Lit construction site at dusk

26

December

2016

Confidence Returns to UK Commercial Real Estate Sector

Report Shows UK Commercial Real Estate Sector Is On A High

Confidence has returned to the commercial property lending market in the UK as new loan deals hit a post crisis high, according to a report from De Montfort University.

The University’s report, which is the most comprehensive study of the UK’s commercial property lending market shows that outstanding loan books increased for the first time since 2008. The total amount of outstanding debt stood at £168.4bn at the end of 2015, representing a 1.9% increase on £165.2bn at year-end 2014.

The report says that further evidence that the market has recovered can be seen in the decline of almost 50% in the value of distressed loans, that is those in default and in breach of financial covenant. At the year-end in 2015, the value of distressed loans reported to the research was £12.1 billion, compared to £23.2 billion a year earlier and £47.6 billion at the end of 2009.

Loan to value (LTV) ratios on existing loans continue to fall, reflecting the rise in commercial property values and banks continuing to lend on similar terms to recent years. At the year-end in 2015, some 87.5% or £123.5 billion of outstanding debt had a LTV ratio of 70% or less, compared to 77% or £107 billion at the year-end in 2014 and 63% or £99 billion at year end in 2013.

Although they still dominate the market, UK banks and building societies saw their market share continue to decline. They represented 34% of new loans at year end in 2015, the lowest level ever recorded by the research, compared to 39% the previous year. The proportion of outstanding debt held on their books also fell, from 49% of the total at year end in 2014 to 45.5% in 2015.
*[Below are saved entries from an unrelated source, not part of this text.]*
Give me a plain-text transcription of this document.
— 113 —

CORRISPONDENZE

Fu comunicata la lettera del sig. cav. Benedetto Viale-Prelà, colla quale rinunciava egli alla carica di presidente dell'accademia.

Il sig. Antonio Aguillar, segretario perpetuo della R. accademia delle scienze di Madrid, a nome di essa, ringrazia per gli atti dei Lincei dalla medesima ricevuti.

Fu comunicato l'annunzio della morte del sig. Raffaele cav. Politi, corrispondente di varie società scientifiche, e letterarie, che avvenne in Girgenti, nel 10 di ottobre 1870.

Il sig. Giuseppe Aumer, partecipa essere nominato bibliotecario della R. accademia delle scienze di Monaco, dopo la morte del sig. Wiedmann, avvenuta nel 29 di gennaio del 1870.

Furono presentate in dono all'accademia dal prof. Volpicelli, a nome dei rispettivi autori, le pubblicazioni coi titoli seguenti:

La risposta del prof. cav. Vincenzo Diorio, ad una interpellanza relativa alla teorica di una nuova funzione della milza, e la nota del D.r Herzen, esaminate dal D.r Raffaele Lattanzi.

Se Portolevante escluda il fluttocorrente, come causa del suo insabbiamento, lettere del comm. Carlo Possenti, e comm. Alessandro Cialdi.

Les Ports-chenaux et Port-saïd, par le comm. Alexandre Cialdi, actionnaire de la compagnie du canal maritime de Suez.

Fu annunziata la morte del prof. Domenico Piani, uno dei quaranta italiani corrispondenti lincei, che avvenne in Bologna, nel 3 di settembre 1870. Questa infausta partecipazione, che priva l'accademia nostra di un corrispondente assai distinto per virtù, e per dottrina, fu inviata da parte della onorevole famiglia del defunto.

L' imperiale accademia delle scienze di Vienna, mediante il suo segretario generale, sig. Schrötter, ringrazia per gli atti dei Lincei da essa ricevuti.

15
For the first time, insurance companies were the second largest category of new loan originators, representing 16% or £8.57 billion of the total in 2015. The exposures of insurance companies now account for 15.1% or £25.4 billion of the market, compared to 12.7% or £21 billion in 2014.

View of Thames River,
View of Thames River, Central London

Regional distribution of outstanding loans showed a strong bias in favour of central London; 43% of the total outstanding debt is secured against real estate in the capital city, the highest result ever recorded by the research, and a dramatic increase from the 26% recorded in 2010. This indicates a strong appetite by lenders, particularly those from overseas, for exposure to the UK’s biggest city.

The 2015 report demonstrated lenders’ continued preference for big ticket lending to both development and investment projects. Only 14% of banks, building societies and insurance companies were prepared to write a loan of £5 million or less for commercial investment projects, compared to 67% who would do so at above £100 million.

According to Peter Cosmetatos, chief executive of the lenders’ trade association CREFC Europe, the report confirms that in terms of fundamentals, sentiment and discipline, the market was in a good place coming into 2016 and the uncertainty provoked by the forthcoming referendum on the future of the UK in the European Union.

‘At a more structural level, the transformation of the loan distribution market is striking. North American banks that would traditionally have favoured securitisation are establishing themselves as a syndication powerhouse, almost certainly influenced by a combination of commercial and regulatory factors. This lender category was the only one to report syndicating more in 2015 than in 2014, accounting for well over half of the total value of loans syndicated,’ he said.